Furthermore, Soengas believes that the results of the project will be very useful for understanding the processes of metastasis in other tumour types, such as gliomas and glioblastomas, and liver or lung carcinomas. “This potential has also been very important for awarding the grant,” she concludes.
About Maria Blasco
Maria Blasco, Head of the CNIO Telomeres and Telomerase Group and Director of the CNIO, is a molecular biologist dedicated to studying the role of telomeres and telomerase in cancer and ageing; she is a world leader in this field of research. She has contributed to the identification of mammalian telomerase genes and generated the first telomerase-deficient mice. These mice were instrumental in demonstrating that short telomeres are sufficient to induce ageing. Together with her group, she has shown that it is possible to delay ageing and its associated diseases by activating this enzyme. Her studies have been published in the most important scientific journals such as Cell, Nature, Science and Cell Stem Cell.
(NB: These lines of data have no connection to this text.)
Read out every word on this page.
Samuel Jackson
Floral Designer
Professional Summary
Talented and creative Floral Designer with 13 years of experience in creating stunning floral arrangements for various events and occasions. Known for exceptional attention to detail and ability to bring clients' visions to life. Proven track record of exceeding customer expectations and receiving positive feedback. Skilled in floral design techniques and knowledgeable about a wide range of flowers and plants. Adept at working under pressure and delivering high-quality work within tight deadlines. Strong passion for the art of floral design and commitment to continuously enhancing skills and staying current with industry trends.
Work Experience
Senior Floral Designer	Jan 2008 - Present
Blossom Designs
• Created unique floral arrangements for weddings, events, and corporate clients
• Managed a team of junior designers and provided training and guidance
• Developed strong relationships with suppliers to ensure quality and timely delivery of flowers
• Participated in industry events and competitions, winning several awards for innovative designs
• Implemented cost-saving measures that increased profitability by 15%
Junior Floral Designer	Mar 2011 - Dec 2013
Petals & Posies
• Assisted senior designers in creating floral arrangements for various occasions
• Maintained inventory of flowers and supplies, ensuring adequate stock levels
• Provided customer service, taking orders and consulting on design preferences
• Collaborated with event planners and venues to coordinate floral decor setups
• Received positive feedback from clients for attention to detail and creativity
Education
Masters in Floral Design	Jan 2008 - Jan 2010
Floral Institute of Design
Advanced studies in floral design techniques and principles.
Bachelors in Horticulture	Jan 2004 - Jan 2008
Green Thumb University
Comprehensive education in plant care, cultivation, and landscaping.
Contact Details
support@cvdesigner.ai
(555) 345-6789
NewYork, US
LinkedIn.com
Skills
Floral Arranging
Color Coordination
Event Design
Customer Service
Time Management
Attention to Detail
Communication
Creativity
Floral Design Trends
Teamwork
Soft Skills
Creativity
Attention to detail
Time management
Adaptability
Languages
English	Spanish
Her achievements have been recognised through prestigious international awards such as the Josef Steiner Cancer Research Award from Switzerland, the Körber European Science Award from Germany, the Gold Medal from the European Molecular Biology Organization (EMBO), as well as the National Santiago Ramón y Cajal Award in Biology and the Rey Jaime I Award. Blasco is vice-chair of the Severo Ochoa Centres of Excellence and the María de Maeztu Units of Excellence Alliance (SOMMa) and she has also received three honorary doctorates in Spain from the Carlos III University of Madrid (2014), the University of Alicante (2017), and the University of Murcia (2018). She served as Editor or Monitoring Editor of different scientific journals such as Cancer Research and Journal of Cell Biology, as well as serves in different Scientific Advisory Boards in Spain and abroad. In 2020, Blasco was appointed member of the Board of Trustees of the Prado Museum, Madrid.
About Marisol Soengas
Marisol Soengas, Head of the CNIO Melanoma Group, is an international expert in basic and applied melanoma research. The main objective of her group is to understand the initiation and progression of this tumour, and how to attack it more efficiently. Her studies have been published in the highest impact scientific journals such as Nature, Cell, Cancer Cell and Science.
She has received numerous awards, the most recent of which include the Atresmedia ‘Constants and Vitals’ Award for the Most Important Biomedical Publication of 2017, and the 2017 ‘Women Executives of Galicia’ Award for her scientific career. In 2018, she received the ‘Plaque of Honour’ from the Spanish Association of Scientists. In 2019, she received the Fritz Anders Medal from the European Society for Pigment Cell Research (ESPCR), the Sesderma Award for Influential Women in Science and Innovation, and the 2019 Science and Woman Commendation from WomenCEO. She is an elected member of the management board of the Confederation of Spanish Scientific Societies (COSCE), as well as of the Spanish Association for Cancer Research (ASEICA), where she has founded and coordinates the ASEICA-Women working group.